Renewed Growth, 1931-1960
In January 1931, The Canadian Bank of Commerce opened its new head office at King and Jordan streets in Toronto. Built during the Depression, it was a statement of confidence both in the stability of the bank and in the development of Canada. An observation gallery on the 32nd floor was a popular tourist attraction where, for the first time, visitors could get an aerial view of the city. An architectural and structural marvel, the 476-foot, 34-storey tower remained the tallest building in the British Commonwealth until 1962.

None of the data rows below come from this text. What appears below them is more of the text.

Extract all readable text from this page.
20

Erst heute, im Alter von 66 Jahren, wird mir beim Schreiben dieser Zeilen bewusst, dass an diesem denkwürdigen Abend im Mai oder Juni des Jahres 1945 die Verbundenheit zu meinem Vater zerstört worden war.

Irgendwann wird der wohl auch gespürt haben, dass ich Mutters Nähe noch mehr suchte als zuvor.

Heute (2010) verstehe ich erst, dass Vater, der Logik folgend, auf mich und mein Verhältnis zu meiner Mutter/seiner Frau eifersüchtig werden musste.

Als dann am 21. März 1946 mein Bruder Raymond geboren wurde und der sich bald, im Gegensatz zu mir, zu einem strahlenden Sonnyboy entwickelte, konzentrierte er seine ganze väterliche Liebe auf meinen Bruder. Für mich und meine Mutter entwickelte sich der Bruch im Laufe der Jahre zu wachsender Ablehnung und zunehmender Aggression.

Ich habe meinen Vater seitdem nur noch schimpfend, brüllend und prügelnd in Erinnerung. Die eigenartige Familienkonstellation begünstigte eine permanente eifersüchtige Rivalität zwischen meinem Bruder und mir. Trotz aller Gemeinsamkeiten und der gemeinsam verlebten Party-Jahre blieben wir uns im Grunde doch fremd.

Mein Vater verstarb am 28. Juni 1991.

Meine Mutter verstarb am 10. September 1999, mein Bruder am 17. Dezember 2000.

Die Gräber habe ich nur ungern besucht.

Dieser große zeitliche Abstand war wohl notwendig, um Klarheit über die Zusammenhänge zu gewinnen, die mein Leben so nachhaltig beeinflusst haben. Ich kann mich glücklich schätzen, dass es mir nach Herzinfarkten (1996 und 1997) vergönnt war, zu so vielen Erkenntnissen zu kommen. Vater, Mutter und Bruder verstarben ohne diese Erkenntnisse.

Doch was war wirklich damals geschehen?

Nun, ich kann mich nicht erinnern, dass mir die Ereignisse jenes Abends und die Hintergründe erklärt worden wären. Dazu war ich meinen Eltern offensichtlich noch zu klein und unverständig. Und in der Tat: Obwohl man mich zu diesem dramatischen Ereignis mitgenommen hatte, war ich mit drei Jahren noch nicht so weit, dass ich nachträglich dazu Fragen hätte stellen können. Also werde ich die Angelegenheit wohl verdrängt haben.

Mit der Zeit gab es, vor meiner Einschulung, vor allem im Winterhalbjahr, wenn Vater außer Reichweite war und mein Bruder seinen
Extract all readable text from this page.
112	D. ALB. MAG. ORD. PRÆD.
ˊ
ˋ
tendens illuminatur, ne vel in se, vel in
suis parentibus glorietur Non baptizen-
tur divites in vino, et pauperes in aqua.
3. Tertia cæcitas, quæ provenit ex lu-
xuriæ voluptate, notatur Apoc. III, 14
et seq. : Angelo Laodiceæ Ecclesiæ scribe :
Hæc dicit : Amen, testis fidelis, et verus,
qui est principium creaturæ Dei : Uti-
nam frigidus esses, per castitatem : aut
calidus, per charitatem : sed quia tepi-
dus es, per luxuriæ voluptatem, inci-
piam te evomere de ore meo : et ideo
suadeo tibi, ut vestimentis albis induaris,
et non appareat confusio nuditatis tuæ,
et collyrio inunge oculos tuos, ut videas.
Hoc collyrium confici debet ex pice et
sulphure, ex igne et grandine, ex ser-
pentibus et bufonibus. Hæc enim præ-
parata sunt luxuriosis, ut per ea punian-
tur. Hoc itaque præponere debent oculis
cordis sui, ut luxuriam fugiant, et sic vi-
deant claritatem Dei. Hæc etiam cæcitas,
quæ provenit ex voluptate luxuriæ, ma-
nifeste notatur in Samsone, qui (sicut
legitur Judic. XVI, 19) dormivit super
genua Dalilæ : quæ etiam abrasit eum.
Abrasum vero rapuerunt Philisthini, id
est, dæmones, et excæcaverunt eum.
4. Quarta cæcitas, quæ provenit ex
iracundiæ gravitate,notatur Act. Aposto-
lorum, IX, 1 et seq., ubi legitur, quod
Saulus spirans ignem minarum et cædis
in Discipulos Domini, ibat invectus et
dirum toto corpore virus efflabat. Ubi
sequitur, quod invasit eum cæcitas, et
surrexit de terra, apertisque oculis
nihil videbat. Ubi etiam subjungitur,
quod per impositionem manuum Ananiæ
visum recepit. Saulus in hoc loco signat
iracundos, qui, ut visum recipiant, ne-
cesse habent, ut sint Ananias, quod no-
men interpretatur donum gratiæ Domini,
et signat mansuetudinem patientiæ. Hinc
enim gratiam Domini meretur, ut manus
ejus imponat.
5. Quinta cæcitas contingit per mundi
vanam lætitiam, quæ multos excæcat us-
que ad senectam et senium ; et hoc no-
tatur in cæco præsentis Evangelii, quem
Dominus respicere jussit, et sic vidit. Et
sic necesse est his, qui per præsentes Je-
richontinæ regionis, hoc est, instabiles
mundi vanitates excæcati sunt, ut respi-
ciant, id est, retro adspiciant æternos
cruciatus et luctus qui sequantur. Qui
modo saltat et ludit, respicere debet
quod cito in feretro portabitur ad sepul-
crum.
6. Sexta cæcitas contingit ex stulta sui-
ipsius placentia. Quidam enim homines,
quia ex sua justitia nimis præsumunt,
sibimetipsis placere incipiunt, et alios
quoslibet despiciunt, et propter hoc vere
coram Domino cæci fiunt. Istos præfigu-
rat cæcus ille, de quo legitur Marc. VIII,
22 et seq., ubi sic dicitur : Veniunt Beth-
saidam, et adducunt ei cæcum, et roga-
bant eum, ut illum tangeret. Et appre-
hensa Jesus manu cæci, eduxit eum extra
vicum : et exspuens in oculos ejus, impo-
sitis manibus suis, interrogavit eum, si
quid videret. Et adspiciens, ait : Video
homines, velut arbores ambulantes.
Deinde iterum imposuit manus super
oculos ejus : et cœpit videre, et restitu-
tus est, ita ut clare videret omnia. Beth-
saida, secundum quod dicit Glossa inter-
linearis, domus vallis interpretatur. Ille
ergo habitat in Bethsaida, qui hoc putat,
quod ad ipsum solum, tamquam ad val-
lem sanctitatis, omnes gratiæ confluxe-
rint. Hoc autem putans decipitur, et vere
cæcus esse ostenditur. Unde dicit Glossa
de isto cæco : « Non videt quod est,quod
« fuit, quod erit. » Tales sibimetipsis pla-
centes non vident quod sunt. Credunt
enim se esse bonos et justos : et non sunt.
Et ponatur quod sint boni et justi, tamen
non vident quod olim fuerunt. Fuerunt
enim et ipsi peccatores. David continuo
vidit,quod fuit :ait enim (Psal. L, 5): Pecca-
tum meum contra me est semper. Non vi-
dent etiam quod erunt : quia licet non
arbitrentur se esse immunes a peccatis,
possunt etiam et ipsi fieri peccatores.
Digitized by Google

The heights of the Head Office, however, contrasted with the depths of the Great Depression. Poor economic conditions across the country forced the closure of more than 300 branches of both The Commerce and the Imperial. The banks had to look for new sources of revenue and in 1936, The Commerce was the first Canadian bank to establish a personal loans department. Initially, the bank decided it would issue loans only in the Toronto and Hamilton districts, and only for a maximum of $1,000. The pilot program proved very popular and loans were extended to Canadians across the country.
When World War II broke out in 1939, bankers and financial leaders were called upon to work for the Canadian government. J.H. Gundy, of Wood, Gundy & Company, resumed his position on the Victory Loans Committee and once again organized their sale. This time the Victory Loan campaigns raised some $12 billion for the war effort, with almost 3 million Canadians buying war loan bonds.
The post-war years were prosperous times for Canada. When The Commerce and the Imperial started to open new branches, they did so in the rapidly growing suburbs. The same suburbs where many Canadian families were building new homes and required mortgage financing. Although the banks had been barred from the mortgage business since 1871, the Canadian government now called upon them to provide mortgage services. Previously, life insurance companies provided the majority of mortgage funds; however, by 1953, those funds were no longer adequate. So, in 1954, Canadian banks started offering mortgages for new construction. By the end of that year, The Commerce had invested $25 million in mortgages; 6 years later, the amount had grown to $246.5 million.
During this time, Canada capitalized on the industrialization of its natural resources, and the economy grew at an unprecedented rate. Both The Commerce and the Imperial had been involved in the resource industry since their early days, but during the 1950s the financing needs of those clients grew exponentially. In fact, by 1960, the Imperial could not keep pace with the demands of its clients in the industry. To better serve these clients and to ward off a possible buyout by a foreign bank, Imperial Chairman Stuart Mackersy discreetly approached Neil McKinnon, president of The Commerce, with a proposal to merge the 2 banks. Legend has it that the 2 men reached a tentative deal for amalgamation in 10 minutes.